I guess the only other things would be to raise the doorknobs, and invest in security fencing. With a disuasion at the top. And a climb proof gate.
29k sounds excessive for a special trained dog. Is there anyone who would train your dog cheaper? I know it only takes a few thousand or less to train a sheep or cattle dog professionally. I’m trying to think what I’d do with my son in that situation.
Thanks Jason.
We’re looking at replacing all our fencing with tall colourbond (which will ironically enough require a council permit) as he can’t wrap his toes around it. And then planting spiky plants in front of it so he can’t use anything to stand on to get over the top as he gets taller. It requires a lot of money however, so it’s something we can’t afford right now – it’s a long term project.
Inside the house we’ve started installing combination locks – the sort you see at doctor’s office. All our doors have multiple locks and also slide bolts way up high that he can’t reach yet.

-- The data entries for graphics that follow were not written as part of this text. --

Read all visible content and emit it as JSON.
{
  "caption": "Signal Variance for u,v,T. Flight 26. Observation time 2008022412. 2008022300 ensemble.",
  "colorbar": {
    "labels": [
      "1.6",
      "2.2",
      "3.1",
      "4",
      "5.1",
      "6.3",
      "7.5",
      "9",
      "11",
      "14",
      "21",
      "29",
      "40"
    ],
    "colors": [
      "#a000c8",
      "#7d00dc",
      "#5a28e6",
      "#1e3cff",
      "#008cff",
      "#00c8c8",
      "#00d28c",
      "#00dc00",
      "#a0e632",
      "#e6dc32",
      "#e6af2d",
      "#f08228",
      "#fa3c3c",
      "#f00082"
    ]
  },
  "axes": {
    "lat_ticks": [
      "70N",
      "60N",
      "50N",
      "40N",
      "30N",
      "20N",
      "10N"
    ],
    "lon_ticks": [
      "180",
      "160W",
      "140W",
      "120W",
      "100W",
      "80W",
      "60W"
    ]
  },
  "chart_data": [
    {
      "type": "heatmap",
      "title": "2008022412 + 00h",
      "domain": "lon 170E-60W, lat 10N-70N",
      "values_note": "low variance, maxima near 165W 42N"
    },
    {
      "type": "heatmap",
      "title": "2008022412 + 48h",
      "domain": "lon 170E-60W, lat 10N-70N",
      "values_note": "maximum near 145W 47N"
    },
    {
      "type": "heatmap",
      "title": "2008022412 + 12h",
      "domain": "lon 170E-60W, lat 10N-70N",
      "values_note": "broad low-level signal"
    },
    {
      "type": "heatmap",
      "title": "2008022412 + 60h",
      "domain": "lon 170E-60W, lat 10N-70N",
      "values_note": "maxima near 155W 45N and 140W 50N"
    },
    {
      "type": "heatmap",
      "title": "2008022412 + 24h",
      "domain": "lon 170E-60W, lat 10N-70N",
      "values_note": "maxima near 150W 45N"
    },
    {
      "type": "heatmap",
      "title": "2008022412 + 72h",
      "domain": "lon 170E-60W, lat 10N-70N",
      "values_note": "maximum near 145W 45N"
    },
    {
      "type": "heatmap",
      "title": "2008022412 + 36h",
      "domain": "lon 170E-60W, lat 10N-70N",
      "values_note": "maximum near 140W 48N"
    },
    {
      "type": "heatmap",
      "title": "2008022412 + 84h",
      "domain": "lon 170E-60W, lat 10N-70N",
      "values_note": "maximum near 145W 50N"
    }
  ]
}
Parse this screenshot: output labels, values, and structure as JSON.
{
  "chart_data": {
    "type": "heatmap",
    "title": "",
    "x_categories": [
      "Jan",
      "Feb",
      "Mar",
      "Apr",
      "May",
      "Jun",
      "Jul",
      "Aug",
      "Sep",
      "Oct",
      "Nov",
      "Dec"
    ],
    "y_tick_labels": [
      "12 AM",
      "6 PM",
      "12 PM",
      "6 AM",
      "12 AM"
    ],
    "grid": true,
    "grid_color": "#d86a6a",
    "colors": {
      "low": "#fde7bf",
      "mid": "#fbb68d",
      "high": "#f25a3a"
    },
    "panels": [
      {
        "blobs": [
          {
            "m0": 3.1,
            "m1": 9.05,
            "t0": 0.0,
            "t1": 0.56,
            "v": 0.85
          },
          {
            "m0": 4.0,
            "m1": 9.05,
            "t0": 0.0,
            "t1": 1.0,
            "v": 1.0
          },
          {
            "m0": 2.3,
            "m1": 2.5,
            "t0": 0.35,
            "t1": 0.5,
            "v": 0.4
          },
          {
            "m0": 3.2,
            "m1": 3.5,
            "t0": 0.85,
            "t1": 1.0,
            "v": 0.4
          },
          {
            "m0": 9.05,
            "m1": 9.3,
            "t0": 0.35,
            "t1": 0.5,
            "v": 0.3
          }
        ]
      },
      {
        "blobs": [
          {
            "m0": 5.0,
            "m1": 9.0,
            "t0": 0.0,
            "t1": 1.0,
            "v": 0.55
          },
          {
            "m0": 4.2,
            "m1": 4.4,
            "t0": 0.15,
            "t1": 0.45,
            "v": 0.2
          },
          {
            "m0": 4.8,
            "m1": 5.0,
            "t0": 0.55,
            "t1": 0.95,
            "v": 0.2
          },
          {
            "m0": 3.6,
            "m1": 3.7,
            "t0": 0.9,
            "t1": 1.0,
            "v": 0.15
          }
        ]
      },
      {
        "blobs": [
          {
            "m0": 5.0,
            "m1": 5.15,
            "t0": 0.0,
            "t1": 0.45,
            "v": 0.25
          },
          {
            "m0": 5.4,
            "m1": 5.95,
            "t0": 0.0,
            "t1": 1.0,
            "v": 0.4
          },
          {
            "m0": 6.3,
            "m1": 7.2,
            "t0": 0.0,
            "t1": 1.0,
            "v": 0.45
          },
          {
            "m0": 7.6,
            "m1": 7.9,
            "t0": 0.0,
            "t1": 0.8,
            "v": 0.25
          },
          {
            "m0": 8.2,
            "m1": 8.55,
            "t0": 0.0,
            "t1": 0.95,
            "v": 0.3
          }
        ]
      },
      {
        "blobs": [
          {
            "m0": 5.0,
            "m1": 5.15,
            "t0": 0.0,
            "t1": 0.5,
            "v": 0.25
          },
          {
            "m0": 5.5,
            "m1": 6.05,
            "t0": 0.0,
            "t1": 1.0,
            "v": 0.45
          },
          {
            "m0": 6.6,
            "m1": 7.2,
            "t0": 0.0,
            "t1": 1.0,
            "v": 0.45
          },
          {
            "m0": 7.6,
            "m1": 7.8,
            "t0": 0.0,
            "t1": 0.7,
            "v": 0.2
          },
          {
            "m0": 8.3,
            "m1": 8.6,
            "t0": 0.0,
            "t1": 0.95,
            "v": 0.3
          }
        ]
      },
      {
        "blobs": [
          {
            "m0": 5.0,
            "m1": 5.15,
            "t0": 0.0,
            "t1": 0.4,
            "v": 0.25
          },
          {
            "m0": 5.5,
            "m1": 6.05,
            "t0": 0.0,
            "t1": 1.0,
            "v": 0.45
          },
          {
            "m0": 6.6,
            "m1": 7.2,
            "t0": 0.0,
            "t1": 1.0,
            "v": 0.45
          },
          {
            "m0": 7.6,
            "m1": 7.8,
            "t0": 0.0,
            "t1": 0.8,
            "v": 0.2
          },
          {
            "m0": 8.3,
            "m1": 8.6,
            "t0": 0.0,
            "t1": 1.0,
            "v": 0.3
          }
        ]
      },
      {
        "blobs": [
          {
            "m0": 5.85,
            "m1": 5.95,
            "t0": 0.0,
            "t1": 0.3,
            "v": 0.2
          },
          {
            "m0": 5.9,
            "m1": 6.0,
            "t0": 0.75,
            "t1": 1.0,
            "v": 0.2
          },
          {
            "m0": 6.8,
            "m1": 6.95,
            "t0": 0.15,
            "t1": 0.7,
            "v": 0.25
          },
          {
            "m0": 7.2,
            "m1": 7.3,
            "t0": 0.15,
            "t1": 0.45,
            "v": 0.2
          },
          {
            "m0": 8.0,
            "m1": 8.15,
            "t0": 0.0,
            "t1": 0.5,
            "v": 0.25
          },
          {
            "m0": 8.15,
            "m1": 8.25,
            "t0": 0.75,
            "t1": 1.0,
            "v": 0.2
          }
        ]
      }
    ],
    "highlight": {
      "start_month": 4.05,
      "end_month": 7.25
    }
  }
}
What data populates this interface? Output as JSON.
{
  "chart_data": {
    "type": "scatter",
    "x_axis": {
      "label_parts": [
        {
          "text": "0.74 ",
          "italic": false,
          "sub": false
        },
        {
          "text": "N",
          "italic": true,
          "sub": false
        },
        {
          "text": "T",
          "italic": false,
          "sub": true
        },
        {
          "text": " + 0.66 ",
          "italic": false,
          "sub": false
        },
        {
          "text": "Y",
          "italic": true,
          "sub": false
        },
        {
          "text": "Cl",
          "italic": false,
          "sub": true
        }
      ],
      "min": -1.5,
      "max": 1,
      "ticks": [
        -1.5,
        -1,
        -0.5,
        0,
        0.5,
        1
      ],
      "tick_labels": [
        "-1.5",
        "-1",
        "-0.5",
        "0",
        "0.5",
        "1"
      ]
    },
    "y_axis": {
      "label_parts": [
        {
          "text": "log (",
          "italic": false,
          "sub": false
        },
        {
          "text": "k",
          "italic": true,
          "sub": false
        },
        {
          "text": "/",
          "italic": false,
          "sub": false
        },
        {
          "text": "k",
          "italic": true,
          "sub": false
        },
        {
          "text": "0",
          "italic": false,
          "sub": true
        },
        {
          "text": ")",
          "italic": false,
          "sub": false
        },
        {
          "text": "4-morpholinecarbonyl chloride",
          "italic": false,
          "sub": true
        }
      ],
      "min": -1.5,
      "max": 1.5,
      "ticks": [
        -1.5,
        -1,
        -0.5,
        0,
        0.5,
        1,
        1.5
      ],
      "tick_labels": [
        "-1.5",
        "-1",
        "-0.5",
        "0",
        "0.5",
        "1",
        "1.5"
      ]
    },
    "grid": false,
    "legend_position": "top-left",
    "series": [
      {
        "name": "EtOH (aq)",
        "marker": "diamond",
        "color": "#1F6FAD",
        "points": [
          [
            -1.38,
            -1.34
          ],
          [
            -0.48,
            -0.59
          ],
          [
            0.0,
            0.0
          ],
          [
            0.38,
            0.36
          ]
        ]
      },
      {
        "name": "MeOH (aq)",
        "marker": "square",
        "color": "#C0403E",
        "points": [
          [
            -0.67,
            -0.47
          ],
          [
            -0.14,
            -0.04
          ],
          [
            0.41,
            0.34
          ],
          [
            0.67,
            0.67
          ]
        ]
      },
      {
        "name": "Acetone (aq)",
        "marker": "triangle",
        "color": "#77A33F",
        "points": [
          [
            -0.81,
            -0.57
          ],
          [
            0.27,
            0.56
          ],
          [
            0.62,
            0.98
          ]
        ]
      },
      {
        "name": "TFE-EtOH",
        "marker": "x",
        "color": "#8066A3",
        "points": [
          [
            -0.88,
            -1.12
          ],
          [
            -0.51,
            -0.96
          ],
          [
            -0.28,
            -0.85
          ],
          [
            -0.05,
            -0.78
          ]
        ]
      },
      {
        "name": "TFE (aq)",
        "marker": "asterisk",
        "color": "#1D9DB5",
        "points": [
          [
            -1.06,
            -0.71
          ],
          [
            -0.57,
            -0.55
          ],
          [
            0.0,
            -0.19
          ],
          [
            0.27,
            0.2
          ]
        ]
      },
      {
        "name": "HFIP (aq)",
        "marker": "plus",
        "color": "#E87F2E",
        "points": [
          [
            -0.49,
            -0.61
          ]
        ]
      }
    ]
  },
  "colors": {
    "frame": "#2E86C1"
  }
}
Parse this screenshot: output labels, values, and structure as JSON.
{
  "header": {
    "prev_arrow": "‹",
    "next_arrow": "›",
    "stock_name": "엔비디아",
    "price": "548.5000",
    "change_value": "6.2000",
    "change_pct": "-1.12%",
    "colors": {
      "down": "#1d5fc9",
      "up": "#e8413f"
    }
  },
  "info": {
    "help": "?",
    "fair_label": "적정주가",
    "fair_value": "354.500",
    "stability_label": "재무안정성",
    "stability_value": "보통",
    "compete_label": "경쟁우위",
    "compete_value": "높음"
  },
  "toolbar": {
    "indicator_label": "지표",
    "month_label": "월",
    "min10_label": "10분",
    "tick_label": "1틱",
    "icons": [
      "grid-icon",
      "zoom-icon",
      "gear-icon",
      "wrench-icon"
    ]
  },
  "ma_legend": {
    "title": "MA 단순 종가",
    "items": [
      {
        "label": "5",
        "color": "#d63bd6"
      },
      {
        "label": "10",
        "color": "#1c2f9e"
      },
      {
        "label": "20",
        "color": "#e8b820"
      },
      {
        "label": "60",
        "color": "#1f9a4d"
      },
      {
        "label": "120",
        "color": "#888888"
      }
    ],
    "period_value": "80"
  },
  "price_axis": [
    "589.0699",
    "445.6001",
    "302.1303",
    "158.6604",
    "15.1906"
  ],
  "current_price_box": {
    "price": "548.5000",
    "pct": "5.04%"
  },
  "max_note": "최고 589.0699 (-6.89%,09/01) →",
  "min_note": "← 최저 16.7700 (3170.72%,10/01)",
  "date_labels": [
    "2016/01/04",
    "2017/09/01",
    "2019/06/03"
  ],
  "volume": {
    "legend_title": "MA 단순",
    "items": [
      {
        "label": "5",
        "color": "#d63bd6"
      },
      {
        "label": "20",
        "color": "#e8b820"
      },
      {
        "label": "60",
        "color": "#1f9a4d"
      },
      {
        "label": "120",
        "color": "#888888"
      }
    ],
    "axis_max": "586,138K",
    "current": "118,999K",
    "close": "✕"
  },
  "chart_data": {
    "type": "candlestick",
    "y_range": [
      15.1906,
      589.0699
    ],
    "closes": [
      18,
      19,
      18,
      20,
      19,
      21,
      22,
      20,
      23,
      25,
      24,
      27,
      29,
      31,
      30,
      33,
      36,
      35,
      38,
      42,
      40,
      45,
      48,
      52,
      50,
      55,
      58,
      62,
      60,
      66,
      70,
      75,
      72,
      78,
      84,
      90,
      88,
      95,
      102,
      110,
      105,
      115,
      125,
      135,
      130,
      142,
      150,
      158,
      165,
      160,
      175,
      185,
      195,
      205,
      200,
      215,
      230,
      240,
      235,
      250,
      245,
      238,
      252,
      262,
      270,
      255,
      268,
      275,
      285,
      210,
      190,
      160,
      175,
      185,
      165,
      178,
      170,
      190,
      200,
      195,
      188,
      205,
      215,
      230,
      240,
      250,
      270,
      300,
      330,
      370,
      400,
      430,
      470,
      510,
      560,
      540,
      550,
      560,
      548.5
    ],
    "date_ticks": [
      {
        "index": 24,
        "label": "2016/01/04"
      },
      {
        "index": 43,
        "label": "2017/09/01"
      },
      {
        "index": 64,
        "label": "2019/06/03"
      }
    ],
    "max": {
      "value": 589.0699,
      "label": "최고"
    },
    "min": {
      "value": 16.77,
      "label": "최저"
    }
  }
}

As for the Autism Assistance Dog – it is extremely expensive if you want the trained dog that you can take in public as it’s an Assistance Dog. If you just want a therapy dog or well trained dog, it is cheaper, but you can’t take them out in public unless it’s an area where dogs are allowed. The places that provide you with a dog will sometimes state that their dogs are placed free, but only once somebody has donated the $29,000 to cover the costs of training and raising until they’re ready to be housed. So families are “encouraged” to do fundraising to pay the fee so they can get their dog quicker. The average waiting time is 18 months to 2 years. We actually had one place turn us down because they thought our son would be too old by the time we could get one. And apparently we didn’t do enough activities where the dog would get out and about so they thought the dog would be bored. If we had a dog, we could do more activities!!!
Sounds like a plan 🙂
Colorbond sounds good.
Animals are great distractions too, especially dogs. We have a little hyper dog and he really entertains the kids at times. Still going through potty training indoors though. Not good on laminate flooring. 🙁
Our last dog went under our color bond fence. Might have to pour concrete under it to stop digging hands. After living with barbed wire fences, horses and cattle, I was thinking barbed wire at the top instead of chicken wire. It’d take a lot of years to get over that fence, but the neighbors might freak out a bit. Heavy bird netting over a yard would work. That’d be an interesting effect. I actually had netting on my ceiling in my bedroom as a kid. (Off topic, sorry). But that net would keep anyone trying to go over a fence in, and any fruit stealing birds out. Kids like that sort of stuff too.